Twenty years ago today, Pieter Hendriks did not score South Africa’s first try of the 1995 Rugby World Cup.
He got the five points, but he never grounded the ball, pulling off a dummy that was bought by the Australians, the Welsh referee Derek Bevan and the entire rugby planet as he tried to dot down closer to the posts.
Hendriks told the story to David O’Sullivan for our book on South African sporting trivia. The 1995 Rugby World Cup was a whirl of stories, a time of tales and hope, pride and celebration. It was a “where were you when?” time. Where were you when Joel Stransky took an inside pass from Joost van der Westhuizen, who had worked an eight-nine move with Rudolf Straeuli to score the decisive try against Australia at Newlands 20 years ago today? I was at the Pirates Sports Club in Greenside, getting royally trollied. The World Cup was also a time of drinking, lots of drinking.
On Saturday night in a house in Parkhurst at the annual Absa Cape Epic wine tasting and lamb eating competition, the talk swung to Rohan Hoffmann.
The Australian referee had perverted the act of officiating in the Waratahs-Sharks Vodacom Super Rugby match to such a degree that even Phil Kearns, a New South Welshman and Australian through and through, felt obliged to offer an apology.
The Sharks, said Kearns, had been “pretty stiffed” by Hoffmann. He made, to put it gently, a mess of the laws of rugby, giving an interpretation of them that was so skewed and confused it seemed he had bought a copy of them in Japanese and churned them through Google translate before studying them.
That wasn’t the way Anfield wanted to say goodbye to Steven Gerrard.
They wanted a 40-yard screamer by the captain in the 91st minute to win his final match. They wanted one last reminder of the player who spent 17 years at the club and was at the heart of some of their greatest triumphs of a club in the post-80s era. But, perhaps, a 3-1 loss was the right result, an echo of Gerrard’s career, a player who could have won so much more, but was left wanting more at the end.
Finally, three years later, the English are beginning to get the true meaning of the classic South African slang: “Doos.” While, thanks to the influx of South Africans to the north, the use of the word has perhaps become more commonplace, the true meaning of it only hit home this week, thanks, it must be noted, to a man born in South Africa.
Andrew Strauss, born in Joburg, shut the lid on the Pandora’s box (to use the literal translation of “doos”) that is Kevin Pietersen, born in Maritzburg. There are, said Strauss, now director of cricket at the England Cricket Board, “massive trust issues” between the ECB and Pietersen. Confusingly, they trusted Pietersen enough to offer him a consultancy role.
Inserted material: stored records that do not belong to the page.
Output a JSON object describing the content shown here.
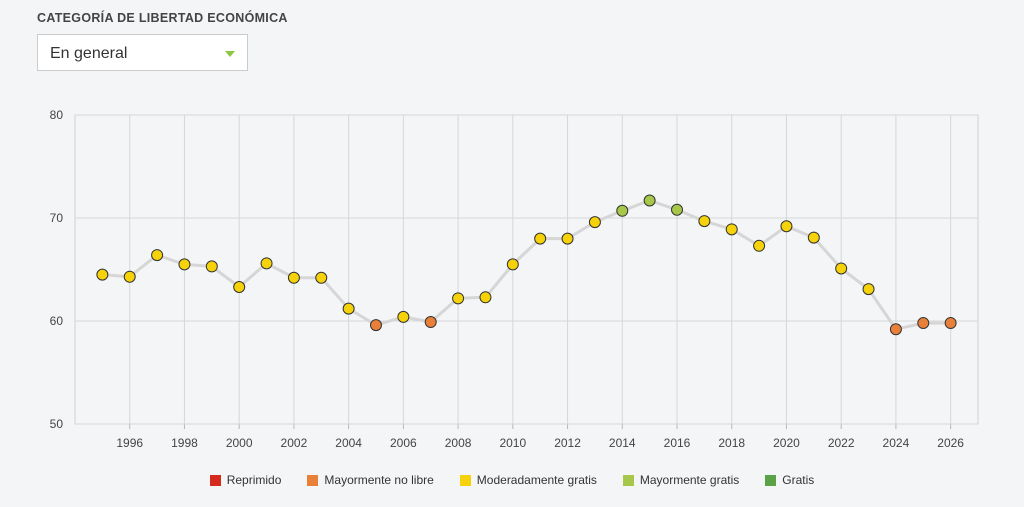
{
  "filter": {
    "title": "CATEGORÍA DE LIBERTAD ECONÓMICA",
    "selected": "En general"
  },
  "categories_legend": [
    {
      "key": "repressed",
      "label": "Reprimido",
      "color": "#d52b1e"
    },
    {
      "key": "mostly_unfree",
      "label": "Mayormente no libre",
      "color": "#e8803a"
    },
    {
      "key": "moderately_free",
      "label": "Moderadamente gratis",
      "color": "#f5d20a"
    },
    {
      "key": "mostly_free",
      "label": "Mayormente gratis",
      "color": "#a6c74a"
    },
    {
      "key": "free",
      "label": "Gratis",
      "color": "#5ba246"
    }
  ],
  "chart_data": {
    "type": "line",
    "title": "",
    "xlabel": "",
    "ylabel": "",
    "xlim": [
      1994,
      2027
    ],
    "ylim": [
      50,
      80
    ],
    "xticks": [
      "1996",
      "1998",
      "2000",
      "2002",
      "2004",
      "2006",
      "2008",
      "2010",
      "2012",
      "2014",
      "2016",
      "2018",
      "2020",
      "2022",
      "2024",
      "2026"
    ],
    "yticks": [
      "50",
      "60",
      "70",
      "80"
    ],
    "grid": true,
    "legend_position": "bottom",
    "line_color": "#d6d6d6",
    "points": [
      {
        "x": 1995,
        "y": 64.5,
        "category": "moderately_free"
      },
      {
        "x": 1996,
        "y": 64.3,
        "category": "moderately_free"
      },
      {
        "x": 1997,
        "y": 66.4,
        "category": "moderately_free"
      },
      {
        "x": 1998,
        "y": 65.5,
        "category": "moderately_free"
      },
      {
        "x": 1999,
        "y": 65.3,
        "category": "moderately_free"
      },
      {
        "x": 2000,
        "y": 63.3,
        "category": "moderately_free"
      },
      {
        "x": 2001,
        "y": 65.6,
        "category": "moderately_free"
      },
      {
        "x": 2002,
        "y": 64.2,
        "category": "moderately_free"
      },
      {
        "x": 2003,
        "y": 64.2,
        "category": "moderately_free"
      },
      {
        "x": 2004,
        "y": 61.2,
        "category": "moderately_free"
      },
      {
        "x": 2005,
        "y": 59.6,
        "category": "mostly_unfree"
      },
      {
        "x": 2006,
        "y": 60.4,
        "category": "moderately_free"
      },
      {
        "x": 2007,
        "y": 59.9,
        "category": "mostly_unfree"
      },
      {
        "x": 2008,
        "y": 62.2,
        "category": "moderately_free"
      },
      {
        "x": 2009,
        "y": 62.3,
        "category": "moderately_free"
      },
      {
        "x": 2010,
        "y": 65.5,
        "category": "moderately_free"
      },
      {
        "x": 2011,
        "y": 68.0,
        "category": "moderately_free"
      },
      {
        "x": 2012,
        "y": 68.0,
        "category": "moderately_free"
      },
      {
        "x": 2013,
        "y": 69.6,
        "category": "moderately_free"
      },
      {
        "x": 2014,
        "y": 70.7,
        "category": "mostly_free"
      },
      {
        "x": 2015,
        "y": 71.7,
        "category": "mostly_free"
      },
      {
        "x": 2016,
        "y": 70.8,
        "category": "mostly_free"
      },
      {
        "x": 2017,
        "y": 69.7,
        "category": "moderately_free"
      },
      {
        "x": 2018,
        "y": 68.9,
        "category": "moderately_free"
      },
      {
        "x": 2019,
        "y": 67.3,
        "category": "moderately_free"
      },
      {
        "x": 2020,
        "y": 69.2,
        "category": "moderately_free"
      },
      {
        "x": 2021,
        "y": 68.1,
        "category": "moderately_free"
      },
      {
        "x": 2022,
        "y": 65.1,
        "category": "moderately_free"
      },
      {
        "x": 2023,
        "y": 63.1,
        "category": "moderately_free"
      },
      {
        "x": 2024,
        "y": 59.2,
        "category": "mostly_unfree"
      },
      {
        "x": 2025,
        "y": 59.8,
        "category": "mostly_unfree"
      },
      {
        "x": 2026,
        "y": 59.8,
        "category": "mostly_unfree"
      }
    ]
  }
}
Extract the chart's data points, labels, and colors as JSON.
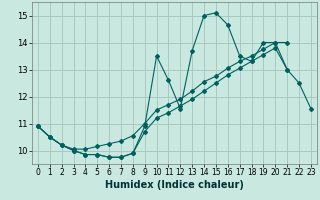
{
  "xlabel": "Humidex (Indice chaleur)",
  "xlim": [
    -0.5,
    23.5
  ],
  "ylim": [
    9.5,
    15.5
  ],
  "yticks": [
    10,
    11,
    12,
    13,
    14,
    15
  ],
  "xticks": [
    0,
    1,
    2,
    3,
    4,
    5,
    6,
    7,
    8,
    9,
    10,
    11,
    12,
    13,
    14,
    15,
    16,
    17,
    18,
    19,
    20,
    21,
    22,
    23
  ],
  "bg_color": "#c8e8e0",
  "grid_color": "#a8c8c0",
  "line_color": "#006060",
  "line1_y": [
    10.9,
    10.5,
    10.2,
    10.0,
    9.85,
    9.85,
    9.75,
    9.75,
    9.9,
    10.9,
    13.5,
    12.6,
    11.55,
    13.7,
    15.0,
    15.1,
    14.65,
    13.5,
    13.3,
    14.0,
    14.0,
    13.0,
    null,
    null
  ],
  "line2_y": [
    10.9,
    10.5,
    10.2,
    10.05,
    10.05,
    10.15,
    10.25,
    10.35,
    10.55,
    11.0,
    11.5,
    11.7,
    11.9,
    12.2,
    12.55,
    12.75,
    13.05,
    13.3,
    13.5,
    13.75,
    14.0,
    14.0,
    null,
    null
  ],
  "line3_y": [
    10.9,
    10.5,
    10.2,
    10.0,
    9.85,
    9.85,
    9.75,
    9.75,
    9.9,
    10.7,
    11.2,
    11.4,
    11.65,
    11.9,
    12.2,
    12.5,
    12.8,
    13.05,
    13.3,
    13.55,
    13.8,
    13.0,
    12.5,
    11.55
  ]
}
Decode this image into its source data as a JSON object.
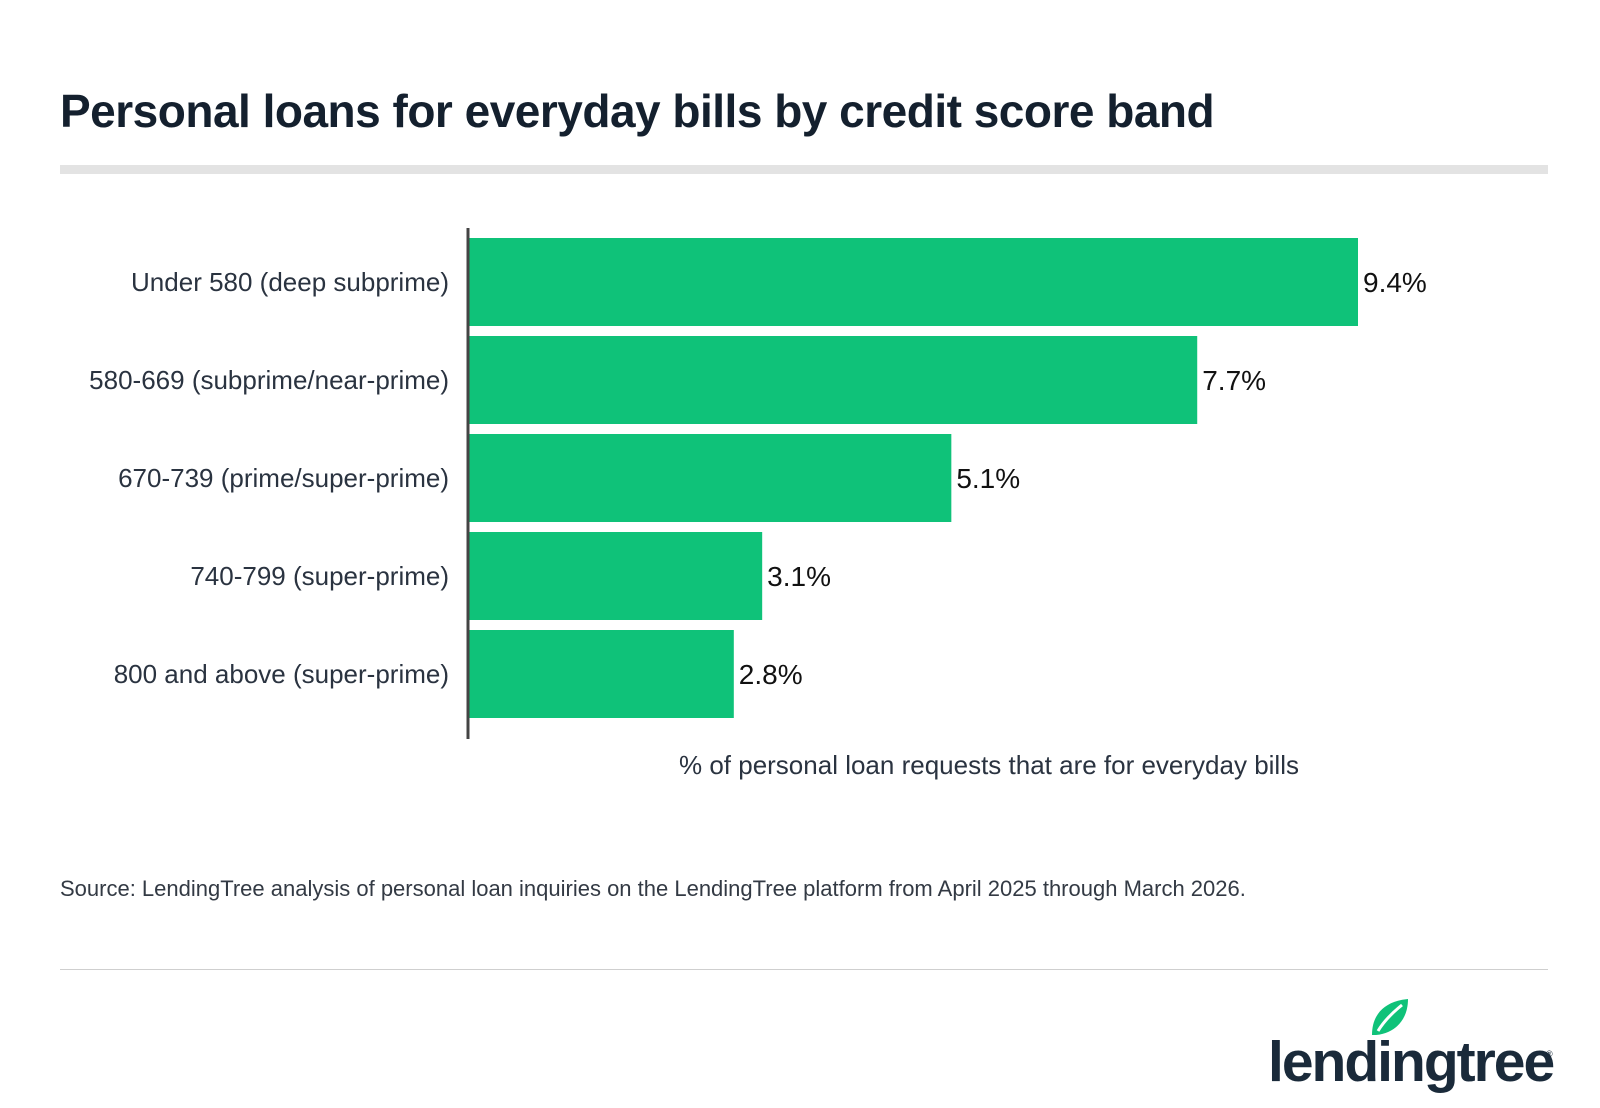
{
  "header": {
    "title": "Personal loans for everyday bills by credit score band"
  },
  "chart_data": {
    "type": "bar",
    "orientation": "horizontal",
    "categories": [
      "Under 580 (deep subprime)",
      "580-669 (subprime/near-prime)",
      "670-739 (prime/super-prime)",
      "740-799 (super-prime)",
      "800 and above (super-prime)"
    ],
    "values": [
      9.4,
      7.7,
      5.1,
      3.1,
      2.8
    ],
    "data_labels": [
      "9.4%",
      "7.7%",
      "5.1%",
      "3.1%",
      "2.8%"
    ],
    "xlabel": "% of personal loan requests that are for everyday bills",
    "xlim": [
      0,
      9.4
    ],
    "grid": false,
    "legend": "none",
    "bar_color": "#0fc279"
  },
  "footer": {
    "source": "Source: LendingTree analysis of personal loan inquiries on the LendingTree platform from April 2025 through March 2026.",
    "logo_text": "lendingtree",
    "logo_mark": "®",
    "logo_icon": "leaf-icon",
    "logo_color": "#1a2a3a",
    "leaf_color": "#0fc279"
  }
}
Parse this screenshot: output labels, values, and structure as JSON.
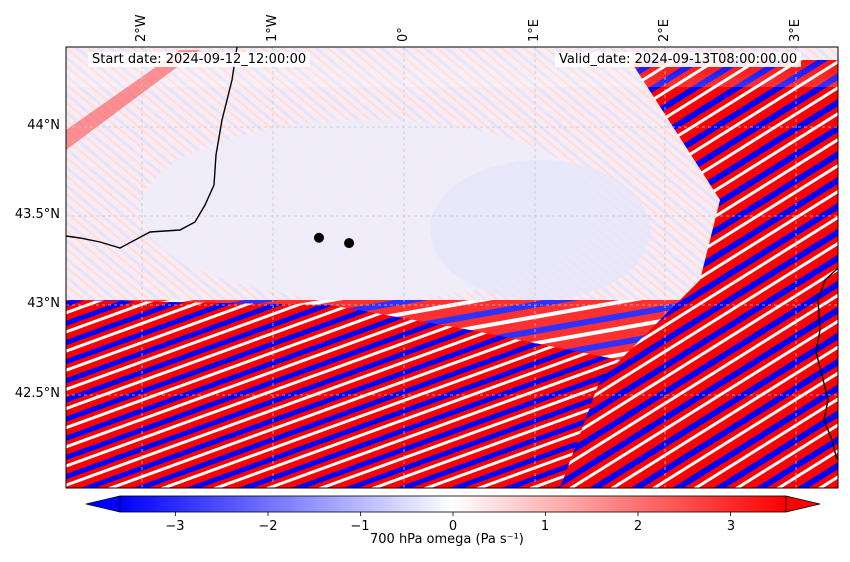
{
  "map": {
    "start_date": "Start date: 2024-09-12_12:00:00",
    "valid_date": "Valid_date: 2024-09-13T08:00:00.00",
    "x_ticks": [
      "2°W",
      "1°W",
      "0°",
      "1°E",
      "2°E",
      "3°E"
    ],
    "y_ticks": [
      "44°N",
      "43.5°N",
      "43°N",
      "42.5°N"
    ],
    "points": [
      {
        "lon": -0.65,
        "lat": 43.38
      },
      {
        "lon": -0.42,
        "lat": 43.35
      }
    ]
  },
  "colorbar": {
    "label": "700 hPa omega (Pa s⁻¹)",
    "ticks": [
      "−3",
      "−2",
      "−1",
      "0",
      "1",
      "2",
      "3"
    ],
    "tick_values": [
      -3,
      -2,
      -1,
      0,
      1,
      2,
      3
    ],
    "range": [
      -3.6,
      3.6
    ],
    "min_color": "#0000ff",
    "mid_color": "#ffffff",
    "max_color": "#ff0000",
    "extend": "both"
  },
  "colors": {
    "coastline": "#000000",
    "points": "#000000",
    "grid": "#c8c8c8"
  }
}
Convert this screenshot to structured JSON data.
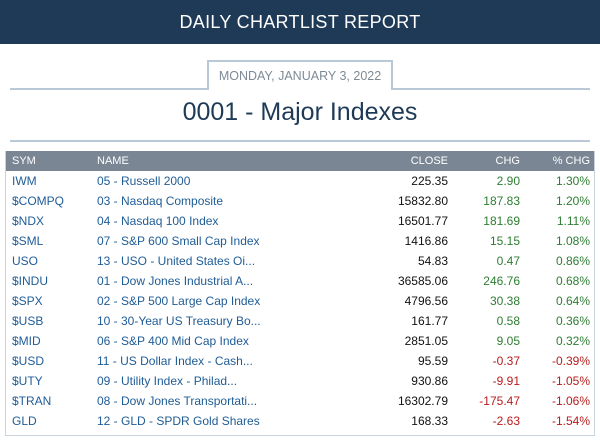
{
  "header": {
    "title": "DAILY CHARTLIST REPORT"
  },
  "report": {
    "date": "MONDAY, JANUARY 3, 2022",
    "title": "0001 - Major Indexes"
  },
  "colors": {
    "header_bg": "#1f3a57",
    "table_header_bg": "#7a8694",
    "positive": "#2e7d32",
    "negative": "#b71c1c",
    "link": "#1f5c96"
  },
  "table": {
    "columns": [
      "SYM",
      "NAME",
      "CLOSE",
      "CHG",
      "% CHG"
    ],
    "rows": [
      {
        "sym": "IWM",
        "name": "05 - Russell 2000",
        "close": "225.35",
        "chg": "2.90",
        "pct": "1.30%",
        "dir": "pos"
      },
      {
        "sym": "$COMPQ",
        "name": "03 - Nasdaq Composite",
        "close": "15832.80",
        "chg": "187.83",
        "pct": "1.20%",
        "dir": "pos"
      },
      {
        "sym": "$NDX",
        "name": "04 - Nasdaq 100 Index",
        "close": "16501.77",
        "chg": "181.69",
        "pct": "1.11%",
        "dir": "pos"
      },
      {
        "sym": "$SML",
        "name": "07 - S&P 600 Small Cap Index",
        "close": "1416.86",
        "chg": "15.15",
        "pct": "1.08%",
        "dir": "pos"
      },
      {
        "sym": "USO",
        "name": "13 - USO - United States Oi...",
        "close": "54.83",
        "chg": "0.47",
        "pct": "0.86%",
        "dir": "pos"
      },
      {
        "sym": "$INDU",
        "name": "01 - Dow Jones Industrial A...",
        "close": "36585.06",
        "chg": "246.76",
        "pct": "0.68%",
        "dir": "pos"
      },
      {
        "sym": "$SPX",
        "name": "02 - S&P 500 Large Cap Index",
        "close": "4796.56",
        "chg": "30.38",
        "pct": "0.64%",
        "dir": "pos"
      },
      {
        "sym": "$USB",
        "name": "10 - 30-Year US Treasury Bo...",
        "close": "161.77",
        "chg": "0.58",
        "pct": "0.36%",
        "dir": "pos"
      },
      {
        "sym": "$MID",
        "name": "06 - S&P 400 Mid Cap Index",
        "close": "2851.05",
        "chg": "9.05",
        "pct": "0.32%",
        "dir": "pos"
      },
      {
        "sym": "$USD",
        "name": "11 - US Dollar Index - Cash...",
        "close": "95.59",
        "chg": "-0.37",
        "pct": "-0.39%",
        "dir": "neg"
      },
      {
        "sym": "$UTY",
        "name": "09 - Utility Index - Philad...",
        "close": "930.86",
        "chg": "-9.91",
        "pct": "-1.05%",
        "dir": "neg"
      },
      {
        "sym": "$TRAN",
        "name": "08 - Dow Jones Transportati...",
        "close": "16302.79",
        "chg": "-175.47",
        "pct": "-1.06%",
        "dir": "neg"
      },
      {
        "sym": "GLD",
        "name": "12 - GLD - SPDR Gold Shares",
        "close": "168.33",
        "chg": "-2.63",
        "pct": "-1.54%",
        "dir": "neg"
      }
    ]
  }
}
Perhaps Strauss meant “consultant” in the South African parastatal-government context, where you pay someone a lot of money to pretend they are employed by you without them actually getting involved.
Strauss was caught using the c-word in reference to Pietersen during a break in play during a Test last year. It wasn’t picked up in England, but, thankfully, it was heard by sharp-eared viewers in Australia. Some would suggest that if the South African in Strauss had come out, he would have called Pietersen a “doos”, which is another, much ruder, meaning of the word.
Kevin Evans still owes me R50. Kevin Evans announced his retirement from professional cycling last week, but he still owes me money. He took a R100 bet with his then teammate that I would finish the 2012 Absa Cape Epic. His teammate said I wouldn’t and I did. I reckon I am due at least half of that R100. It’s been three years and he still hasn’t coughed up.
Evans will officially end his 12-year professional career in September, just after the Karoo2Coast marathon race, which is conveniently close to his home in Plett. From there, he will invest much more time in running his bike shop in Plett, which is called, The Bike Shop. I reckon if Evans had been independently wealthy or had a rich backer with no need for publicity, he would have loved to have ridden for a team called, The Bike Racing Team. Evans has always done things the uncomplicated way, although his has been a career less ordinary. Train hard, race hard and never forget to enjoy a beer.
A short run-down on his achievements, which come courtesy of the official press release to announce his impending retirement: “He became a professional cyclist later than most, joining the paid ranks at the age of 24. While he’s primarily been a mountain bike racer, Evans has also excelled on the road. In 2008 he finished fifth at the Tour of Egypt, ninth at the Tour of Ireland and 19th at the Tour of Britain.